L'UNHC condamne l'attaque israélienne qui a aveuglé le Liban
JAKARTA - Le Haut-Commissariat des Nations unies pour les réfugiés (HCR) a averti le Liban d'être confronté à une crise humanitaire qui s'aggrave après les attaques israéliennes les plus intenses du conflit actuel.
Le porte-parole de l’UNHCREujin Byun a dit que la plus grande et la plus dévastatrice attaque israélienne du conflit actuel a eu lieu mercredi (8/4), avec environ 100 sites touchés en 10 minutes sans avertissement, y compris des zones densément peuplées de Beyrouth qui ont déjà hébergé des milliers de personnes déplacées.
Byun a dit que des zones auparavant considérées comme sûres avaient été touchées par les attaques, provoquant ainsi la panique et forçant les gens à fuir pour la deuxième ou troisième fois.
Les dommages aux infrastructures essentielles, y compris le pont Qasmiyeh, limitent également davantage la circulation entre les régions sud et nord.
« Il est impossible de revenir car toute la communauté a été partiellement ou totalement détruite », a déclaré Byun, rapporté par Anadolu, vendredi 10 avril.

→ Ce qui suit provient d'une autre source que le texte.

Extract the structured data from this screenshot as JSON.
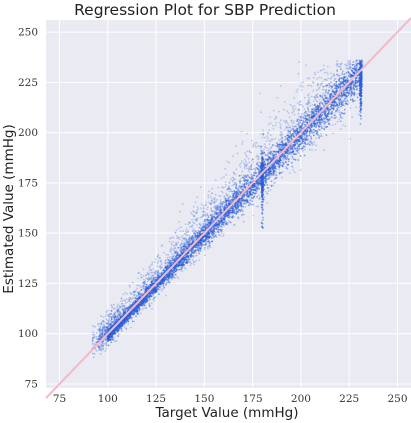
{
  "chart_data": {
    "type": "scatter",
    "title": "Regression Plot for SBP Prediction",
    "xlabel": "Target Value (mmHg)",
    "ylabel": "Estimated Value (mmHg)",
    "xlim": [
      68,
      257
    ],
    "ylim": [
      73,
      256
    ],
    "xticks": [
      75,
      100,
      125,
      150,
      175,
      200,
      225,
      250
    ],
    "yticks": [
      75,
      100,
      125,
      150,
      175,
      200,
      225,
      250
    ],
    "grid": true,
    "background_color": "#eaeaf2",
    "point_color": "#2b5fd9",
    "reference_line": {
      "label": "",
      "slope": 1,
      "intercept": 0,
      "color": "#f4b8c8"
    },
    "points_summary": {
      "x_range": [
        92,
        232
      ],
      "y_range": [
        88,
        236
      ],
      "relation": "y approximately equals x with spread widening above the identity line",
      "dense_core": [
        [
          100,
          104
        ],
        [
          115,
          118
        ],
        [
          125,
          127
        ],
        [
          150,
          150
        ],
        [
          175,
          175
        ],
        [
          200,
          200
        ],
        [
          225,
          224
        ]
      ],
      "vertical_streaks_x": [
        180,
        231
      ]
    }
  }
}
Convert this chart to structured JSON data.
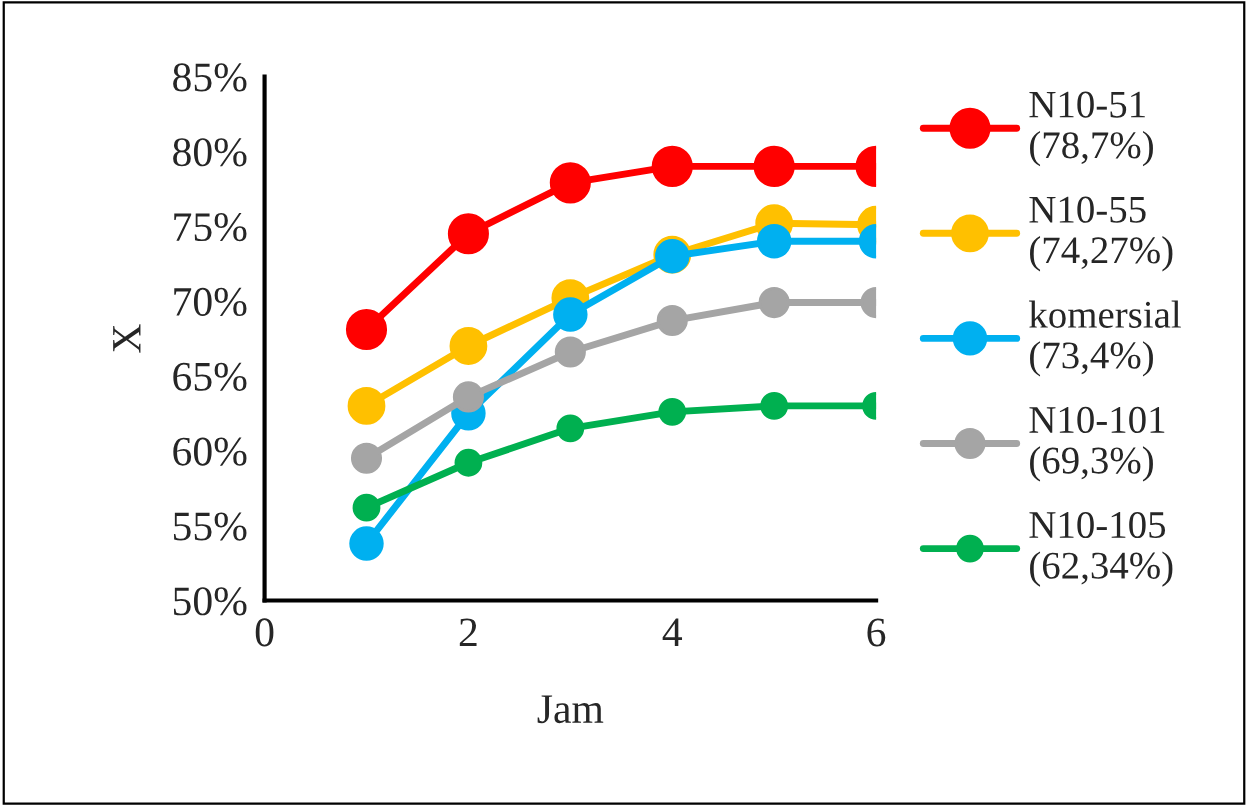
{
  "chart_data": {
    "type": "line",
    "xlabel": "Jam",
    "ylabel": "X",
    "x": [
      1,
      2,
      3,
      4,
      5,
      6
    ],
    "series": [
      {
        "name": "N10-51\n(78,7%)",
        "color": "#ff0000",
        "values": [
          68.1,
          74.5,
          77.9,
          79.0,
          79.0,
          79.0
        ]
      },
      {
        "name": "N10-55\n(74,27%)",
        "color": "#ffc000",
        "values": [
          63.0,
          67.0,
          70.2,
          73.1,
          75.2,
          75.1
        ]
      },
      {
        "name": "komersial\n(73,4%)",
        "color": "#00b0f0",
        "values": [
          53.8,
          62.5,
          69.1,
          73.0,
          74.0,
          74.0
        ]
      },
      {
        "name": "N10-101\n(69,3%)",
        "color": "#a5a5a5",
        "values": [
          59.5,
          63.6,
          66.6,
          68.7,
          69.9,
          69.9
        ]
      },
      {
        "name": "N10-105\n(62,34%)",
        "color": "#00b050",
        "values": [
          56.2,
          59.2,
          61.5,
          62.6,
          63.0,
          63.0
        ]
      }
    ],
    "xlim": [
      0,
      6
    ],
    "xticks": [
      0,
      2,
      4,
      6
    ],
    "ylim": [
      50,
      85
    ],
    "yticks": [
      {
        "value": 50,
        "label": "50%"
      },
      {
        "value": 55,
        "label": "55%"
      },
      {
        "value": 60,
        "label": "60%"
      },
      {
        "value": 65,
        "label": "65%"
      },
      {
        "value": 70,
        "label": "70%"
      },
      {
        "value": 75,
        "label": "75%"
      },
      {
        "value": 80,
        "label": "80%"
      },
      {
        "value": 85,
        "label": "85%"
      }
    ],
    "grid": false,
    "legend": "right",
    "marker": "circle",
    "line_style": "solid"
  }
}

Le HCR a également noté qu'environ 150 000 personnes étaient toujours dans le sud du Liban avec un accès humanitaire limité. Byun a ajouté que l'aide humanitaire à leur intention était « très importante » et qu'ils avaient besoin d'un chemin de fer sûr pour s'échapper s'ils étaient contraints de se réinstaller.

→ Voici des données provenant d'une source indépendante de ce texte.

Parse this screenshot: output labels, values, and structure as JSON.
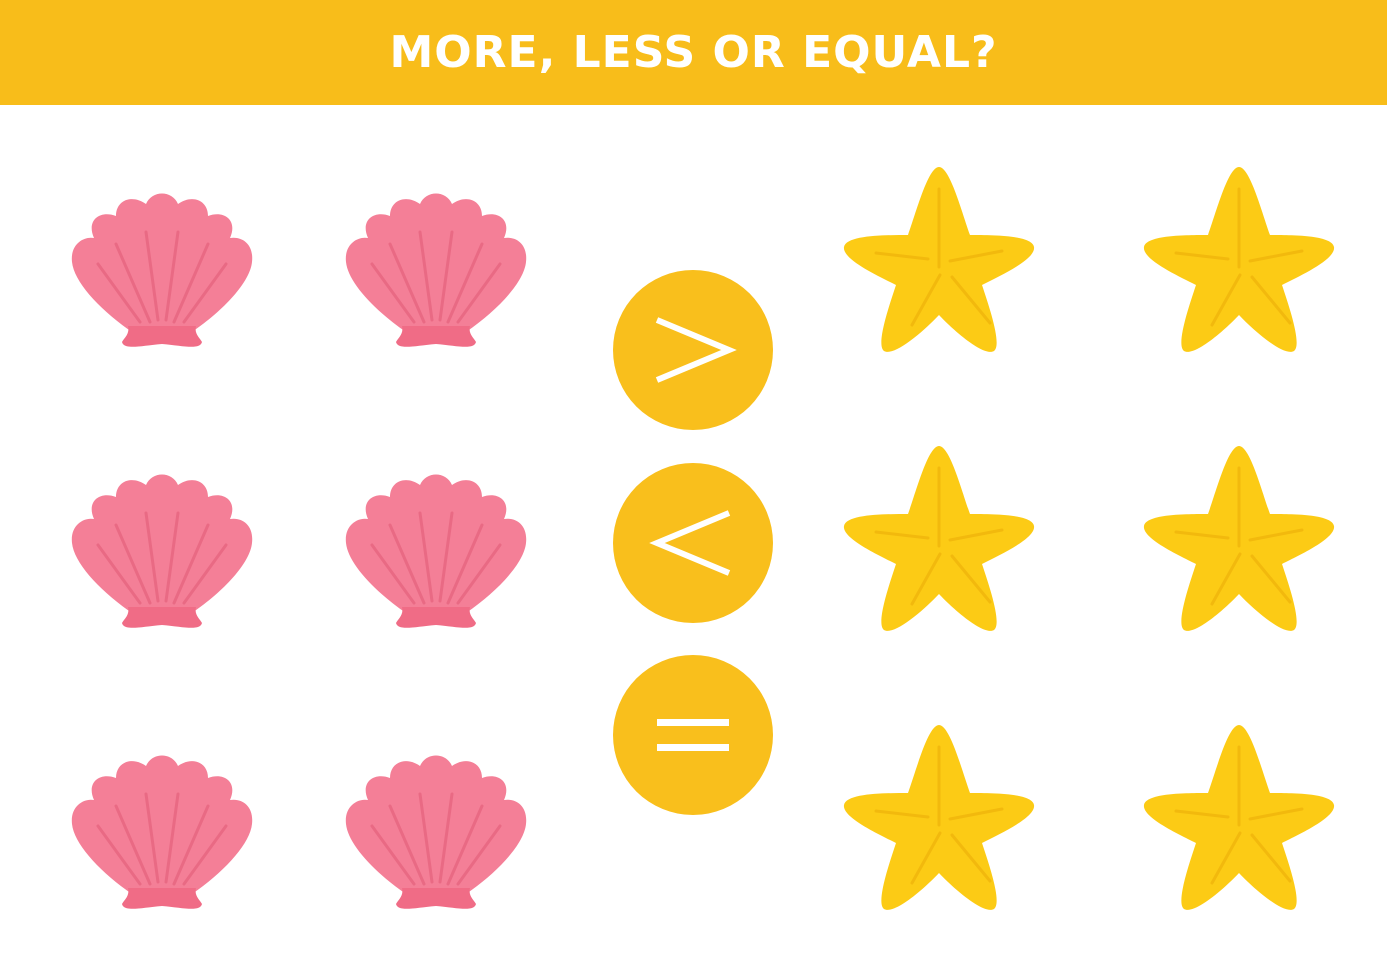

« Les besoins humanitaires ont augmenté de manière spectaculaire. L’accès aux populations touchées est de plus en plus limité », a-t-il dit.

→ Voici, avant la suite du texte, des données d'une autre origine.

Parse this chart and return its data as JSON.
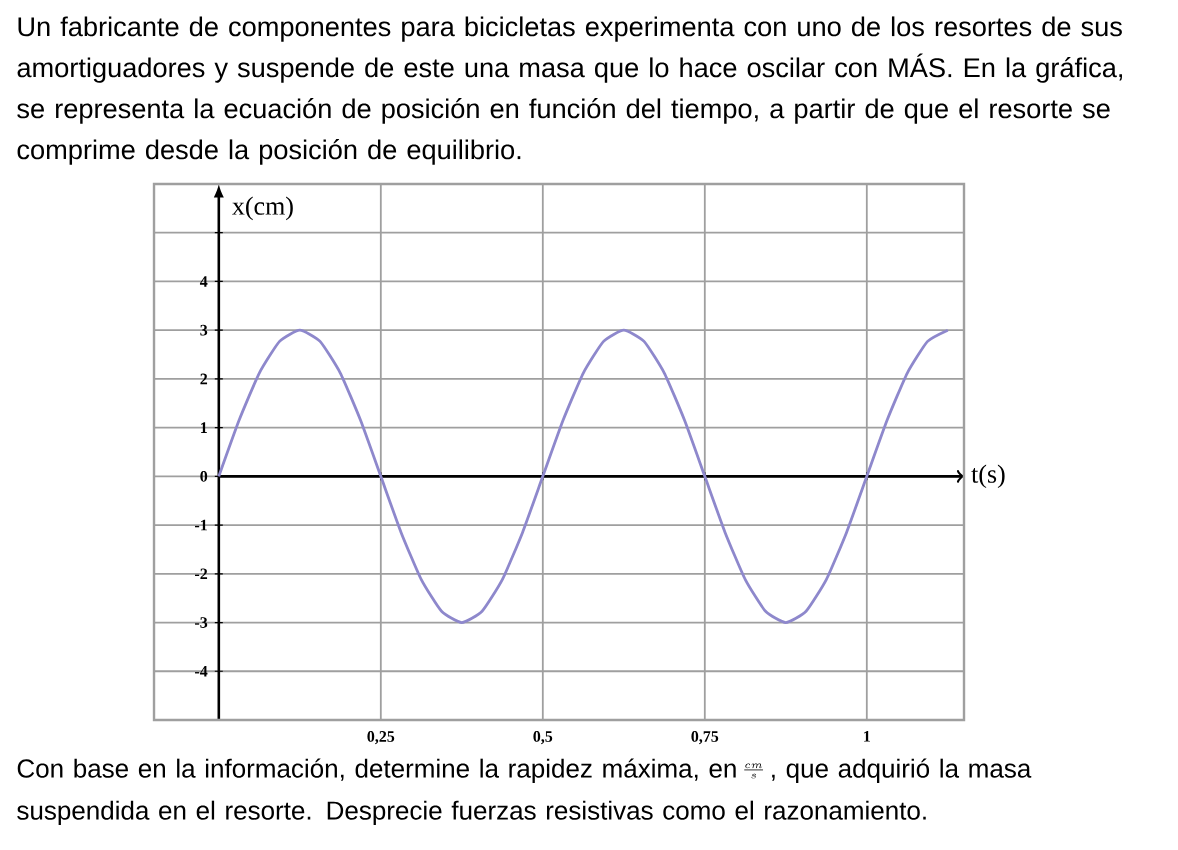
{
  "chart_data": {
    "type": "line",
    "title": "Un fabricante de componentes para bicicletas experimenta con uno de los resortes de sus amortiguadores y suspende de este una masa que lo hace oscilar con MÁS. En la gráfica, se representa la ecuación de posición en función del tiempo, a partir de que el resorte se comprime desde la posición de equilibrio.",
    "annotations": [
      "Con base en la información, determine la rapidez máxima, en",
      "\\frac{cm}{s}",
      ", que adquirió la masa suspendida en el resorte. Desprecie fuerzas resistivas como el razonamiento."
    ],
    "xlabel": "t(s)",
    "ylabel": "x(cm)",
    "x": [
      0,
      0.03125,
      0.0625,
      0.09375,
      0.125,
      0.15625,
      0.1875,
      0.21875,
      0.25,
      0.28125,
      0.3125,
      0.34375,
      0.375,
      0.40625,
      0.4375,
      0.46875,
      0.5,
      0.53125,
      0.5625,
      0.59375,
      0.625,
      0.65625,
      0.6875,
      0.71875,
      0.75,
      0.78125,
      0.8125,
      0.84375,
      0.875,
      0.90625,
      0.9375,
      0.96875,
      1,
      1.03125,
      1.0625,
      1.09375,
      1.125
    ],
    "series": [
      {
        "color": "#8e88cc",
        "values": [
          0,
          1.15,
          2.12,
          2.77,
          3,
          2.77,
          2.12,
          1.15,
          0,
          -1.15,
          -2.12,
          -2.77,
          -3,
          -2.77,
          -2.12,
          -1.15,
          0,
          1.15,
          2.12,
          2.77,
          3,
          2.77,
          2.12,
          1.15,
          0,
          -1.15,
          -2.12,
          -2.77,
          -3,
          -2.77,
          -2.12,
          -1.15,
          0,
          1.15,
          2.12,
          2.77,
          3
        ]
      }
    ],
    "xlim": [
      -0.1,
      1.15
    ],
    "ylim": [
      -5,
      6
    ],
    "xticks": [
      {
        "value": 0.25,
        "label": "0,25"
      },
      {
        "value": 0.5,
        "label": "0,5"
      },
      {
        "value": 0.75,
        "label": "0,75"
      },
      1
    ],
    "yticks": [
      -4,
      -3,
      -2,
      -1,
      0,
      1,
      2,
      3,
      4,
      {
        "value": 5,
        "label": null
      }
    ],
    "grid": true
  }
}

Byun a insisté sur le fait que tous les civils au Liban devaient être protégés contre de telles attaques, soulignant qu'environ 1 million de personnes avaient été déplacées, dont 35 % étaient des enfants.
Le HCR a jusqu'à présent fourni une aide à plus de 151 000 réfugiés dans des centres d'accueil et à 31 000 personnes dans des zones difficiles d'accès. Le HCR a également aidé plus de 250 000 personnes qui sont arrivées en Syrie.